Back to the matter at hand: Hot single people. When Rosario Dawson was with Jason Lewis, she went through a phase of unfortunate bangs and frequently looking a little unshowered, not to mention that she paraded around in a lot of ill-fitting clothes.

So while I'm sure it was a tough breakup, I'm pleased to see her coming out of it looking generally much better.

The skin is great, her bangs have grown in nicely, and I'd like to buy her shoulders.

Unfortunately for her, she chose a great color on a really boring dress -- and while we'll take boring over, say, giant cut-outs over the ass in the shape of the Oakland Raiders logo, poor ol' Rosario had the misfortune of stepping into this thing on a night when Cameron Diaz did it better. While I have nothing against Rosario (except perhaps the movie Rent, but that wasn't really her fault; people, grow up and pay your freaking rent and stop whining), I think you'll agree that Cam took this concept from average to totally awesome.

Julianne Moore, what gives?

This is a prime example of someone with SO MUCH right about her -- pretty red hair! Creamy unblemished skin! Dimples! Talent! The ability to somehow make people forget that she was in both Nine Months AND that terrible movie where David Duchovny decided that the best way to make people stop thinking of him as Agent Mulder was to appear in a film in which he's investigating aliens with the help of a small redhead! -- who goes SO VERY WRONG.

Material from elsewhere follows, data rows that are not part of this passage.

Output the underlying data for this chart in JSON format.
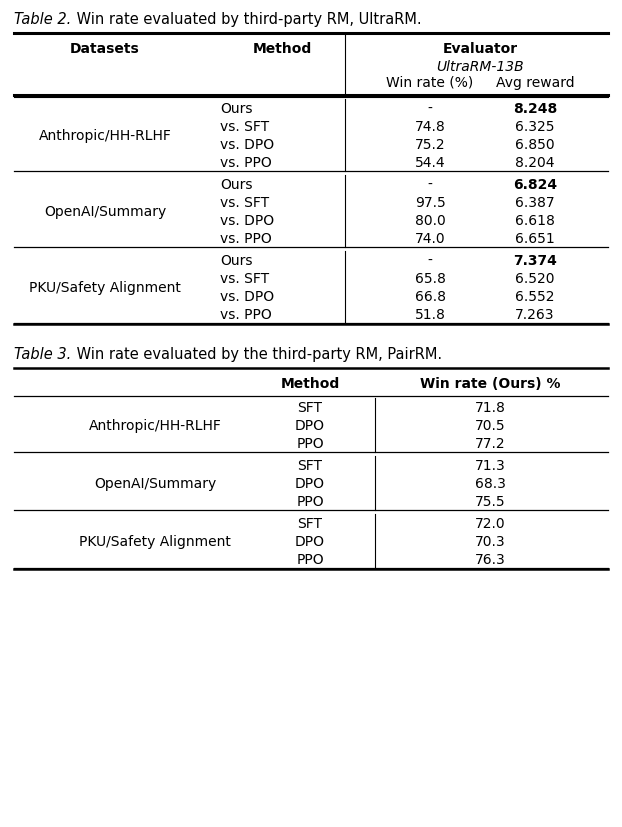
{
  "table2_groups": [
    {
      "dataset": "Anthropic/HH-RLHF",
      "rows": [
        {
          "method": "Ours",
          "win_rate": "-",
          "avg_reward": "8.248",
          "bold_reward": true
        },
        {
          "method": "vs. SFT",
          "win_rate": "74.8",
          "avg_reward": "6.325",
          "bold_reward": false
        },
        {
          "method": "vs. DPO",
          "win_rate": "75.2",
          "avg_reward": "6.850",
          "bold_reward": false
        },
        {
          "method": "vs. PPO",
          "win_rate": "54.4",
          "avg_reward": "8.204",
          "bold_reward": false
        }
      ]
    },
    {
      "dataset": "OpenAI/Summary",
      "rows": [
        {
          "method": "Ours",
          "win_rate": "-",
          "avg_reward": "6.824",
          "bold_reward": true
        },
        {
          "method": "vs. SFT",
          "win_rate": "97.5",
          "avg_reward": "6.387",
          "bold_reward": false
        },
        {
          "method": "vs. DPO",
          "win_rate": "80.0",
          "avg_reward": "6.618",
          "bold_reward": false
        },
        {
          "method": "vs. PPO",
          "win_rate": "74.0",
          "avg_reward": "6.651",
          "bold_reward": false
        }
      ]
    },
    {
      "dataset": "PKU/Safety Alignment",
      "rows": [
        {
          "method": "Ours",
          "win_rate": "-",
          "avg_reward": "7.374",
          "bold_reward": true
        },
        {
          "method": "vs. SFT",
          "win_rate": "65.8",
          "avg_reward": "6.520",
          "bold_reward": false
        },
        {
          "method": "vs. DPO",
          "win_rate": "66.8",
          "avg_reward": "6.552",
          "bold_reward": false
        },
        {
          "method": "vs. PPO",
          "win_rate": "51.8",
          "avg_reward": "7.263",
          "bold_reward": false
        }
      ]
    }
  ],
  "table3_groups": [
    {
      "dataset": "Anthropic/HH-RLHF",
      "rows": [
        {
          "method": "SFT",
          "win_rate": "71.8"
        },
        {
          "method": "DPO",
          "win_rate": "70.5"
        },
        {
          "method": "PPO",
          "win_rate": "77.2"
        }
      ]
    },
    {
      "dataset": "OpenAI/Summary",
      "rows": [
        {
          "method": "SFT",
          "win_rate": "71.3"
        },
        {
          "method": "DPO",
          "win_rate": "68.3"
        },
        {
          "method": "PPO",
          "win_rate": "75.5"
        }
      ]
    },
    {
      "dataset": "PKU/Safety Alignment",
      "rows": [
        {
          "method": "SFT",
          "win_rate": "72.0"
        },
        {
          "method": "DPO",
          "win_rate": "70.3"
        },
        {
          "method": "PPO",
          "win_rate": "76.3"
        }
      ]
    }
  ],
  "t2_title_italic": "Table 2.",
  "t2_title_rest": " Win rate evaluated by third-party RM, UltraRM.",
  "t3_title_italic": "Table 3.",
  "t3_title_rest": " Win rate evaluated by the third-party RM, PairRM.",
  "evaluator_label": "Evaluator",
  "evaluator_sub": "UltraRM-13B",
  "t2_col1_header": "Datasets",
  "t2_col2_header": "Method",
  "t2_col3_header": "Win rate (%)",
  "t2_col4_header": "Avg reward",
  "t3_col2_header": "Method",
  "t3_col3_header": "Win rate (Ours) %",
  "bg_color": "#ffffff",
  "text_color": "#000000",
  "fs": 10.0,
  "title_fs": 10.5
}
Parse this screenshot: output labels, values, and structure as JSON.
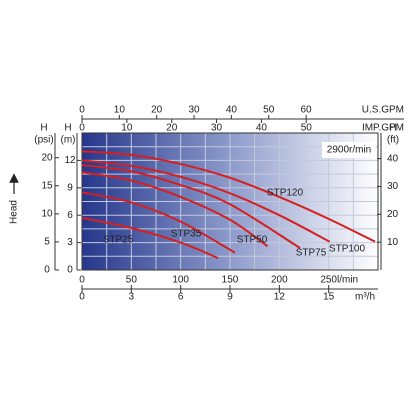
{
  "chart_data": {
    "type": "line",
    "annotation": "2900r/min",
    "head_label": "Head",
    "top_axes": [
      {
        "title": "U.S.GPM",
        "xlim": [
          0,
          79.26
        ],
        "xticks": [
          0,
          10,
          20,
          30,
          40,
          50,
          60
        ]
      },
      {
        "title": "IMP.GPM",
        "xlim": [
          0,
          65.99
        ],
        "xticks": [
          0,
          10,
          20,
          30,
          40,
          50
        ]
      }
    ],
    "bottom_axes": [
      {
        "title": "l/min",
        "xlim": [
          0,
          300
        ],
        "xticks": [
          0,
          50,
          100,
          150,
          200,
          250
        ]
      },
      {
        "title": "m³/h",
        "xlim": [
          0,
          18
        ],
        "xticks": [
          0,
          3,
          6,
          9,
          12,
          15
        ]
      }
    ],
    "left_axes": [
      {
        "title": "H",
        "unit": "(psi)",
        "ylim": [
          0,
          24.4
        ],
        "yticks": [
          0,
          5,
          10,
          15,
          20
        ]
      },
      {
        "title": "H",
        "unit": "(m)",
        "ylim": [
          0,
          15
        ],
        "yticks": [
          0,
          3,
          6,
          9,
          12
        ]
      }
    ],
    "right_axis": {
      "title": "H",
      "unit": "(ft)",
      "ylim": [
        0,
        49.2
      ],
      "yticks": [
        10,
        20,
        30,
        40
      ]
    },
    "grid_x": [
      25,
      50,
      75,
      100,
      125,
      150,
      175,
      200,
      225,
      250,
      275
    ],
    "grid_y": [
      1.5,
      3,
      4.5,
      6,
      7.5,
      9,
      10.5,
      12,
      13.5
    ],
    "series": [
      {
        "name": "STP25",
        "color": "#d42020",
        "x": [
          0,
          50,
          100,
          138
        ],
        "values": [
          5.7,
          4.6,
          3.0,
          1.3
        ]
      },
      {
        "name": "STP35",
        "color": "#d42020",
        "x": [
          0,
          50,
          100,
          155
        ],
        "values": [
          8.5,
          7.4,
          5.3,
          1.9
        ]
      },
      {
        "name": "STP50",
        "color": "#d42020",
        "x": [
          0,
          50,
          100,
          150,
          188
        ],
        "values": [
          10.7,
          9.8,
          8.0,
          5.5,
          2.6
        ]
      },
      {
        "name": "STP75",
        "color": "#d42020",
        "x": [
          0,
          50,
          100,
          150,
          221
        ],
        "values": [
          11.5,
          10.8,
          9.3,
          7.2,
          2.4
        ]
      },
      {
        "name": "STP100",
        "color": "#d42020",
        "x": [
          0,
          50,
          100,
          150,
          200,
          251
        ],
        "values": [
          12.0,
          11.4,
          10.2,
          8.4,
          6.0,
          3.1
        ]
      },
      {
        "name": "STP120",
        "color": "#d42020",
        "x": [
          0,
          50,
          100,
          150,
          200,
          250,
          297
        ],
        "values": [
          13.0,
          12.6,
          11.6,
          10.1,
          8.0,
          5.6,
          3.1
        ]
      }
    ]
  }
}
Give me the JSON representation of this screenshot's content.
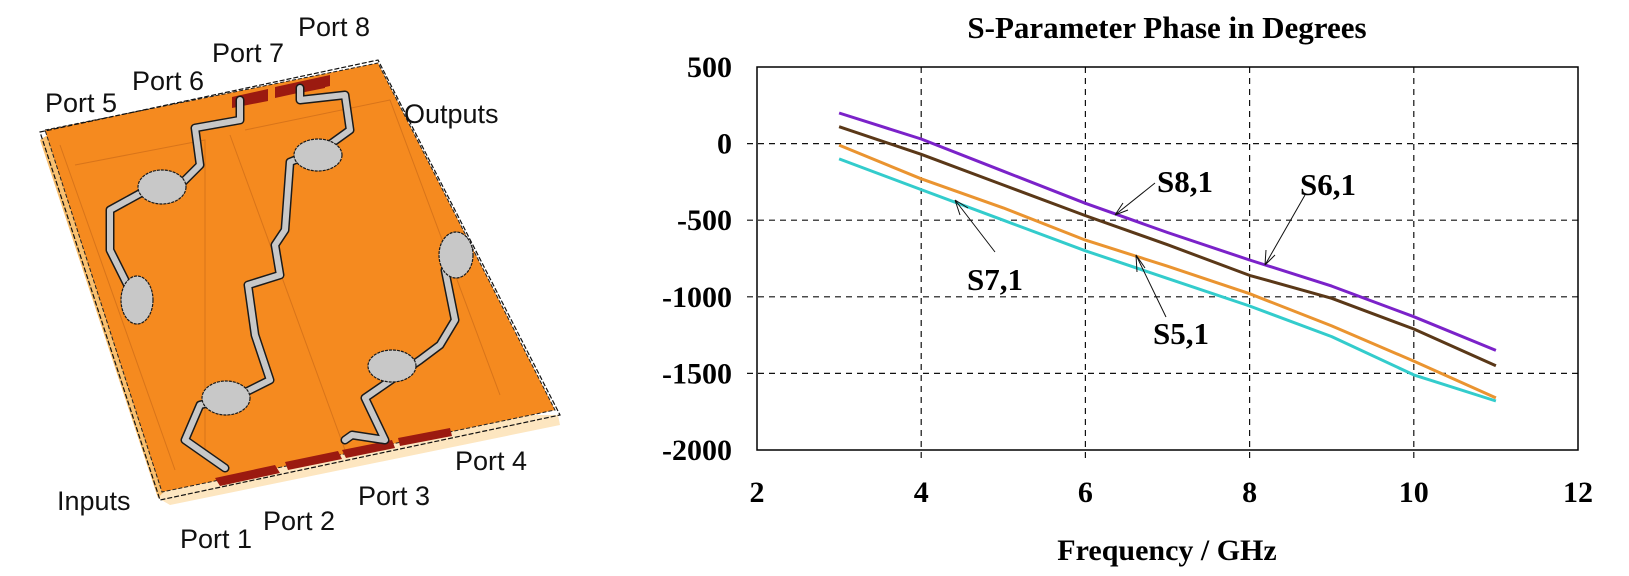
{
  "figure": {
    "left_panel": {
      "type": "circuit-layout-3d",
      "substrate_color": "#f58a1f",
      "trace_color": "#c8c8c8",
      "port_color": "#9b1a10",
      "labels": {
        "inputs": "Inputs",
        "outputs": "Outputs",
        "port1": "Port 1",
        "port2": "Port 2",
        "port3": "Port 3",
        "port4": "Port 4",
        "port5": "Port 5",
        "port6": "Port 6",
        "port7": "Port 7",
        "port8": "Port 8"
      }
    }
  },
  "chart_data": {
    "type": "line",
    "title": "S-Parameter Phase in Degrees",
    "xlabel": "Frequency / GHz",
    "ylabel": "",
    "xlim": [
      2,
      12
    ],
    "ylim": [
      -2000,
      500
    ],
    "xticks": [
      "2",
      "4",
      "6",
      "8",
      "10",
      "12"
    ],
    "yticks": [
      "500",
      "0",
      "-500",
      "-1000",
      "-1500",
      "-2000"
    ],
    "grid": true,
    "legend": "inline annotations with arrows",
    "x": [
      3,
      4,
      5,
      6,
      7,
      8,
      9,
      10,
      11
    ],
    "series": [
      {
        "name": "S6,1",
        "color": "#7b22c9",
        "values": [
          200,
          30,
          -180,
          -390,
          -580,
          -760,
          -930,
          -1130,
          -1350
        ]
      },
      {
        "name": "S8,1",
        "color": "#5a3818",
        "values": [
          110,
          -70,
          -270,
          -470,
          -660,
          -860,
          -1010,
          -1210,
          -1450
        ]
      },
      {
        "name": "S5,1",
        "color": "#ea9430",
        "values": [
          -10,
          -230,
          -420,
          -630,
          -800,
          -980,
          -1190,
          -1420,
          -1660
        ]
      },
      {
        "name": "S7,1",
        "color": "#33cccc",
        "values": [
          -100,
          -300,
          -500,
          -700,
          -880,
          -1060,
          -1260,
          -1510,
          -1680
        ]
      }
    ],
    "annotations": [
      {
        "text": "S8,1",
        "target": "S8,1"
      },
      {
        "text": "S6,1",
        "target": "S6,1"
      },
      {
        "text": "S7,1",
        "target": "S7,1"
      },
      {
        "text": "S5,1",
        "target": "S5,1"
      }
    ]
  }
}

Let's have a frank moment, you guys. I love Julianne Moore. You love Julianne Moore. I'm sure Julianne Moore's parents and friends and husband and neighbors love Julianne Moore. But she's wearing essentially an ill-fitting pea coat over tights. This works only if you're about to rip it off and burst into something originally choreographed by Bob Fosse.  And while it's true that I wasn't actually AT the Met Costume Institute Gala Ball Party Bus Beer Boat or whatever it's actually called, I am pretty sure that no one made Julianne Moore perform.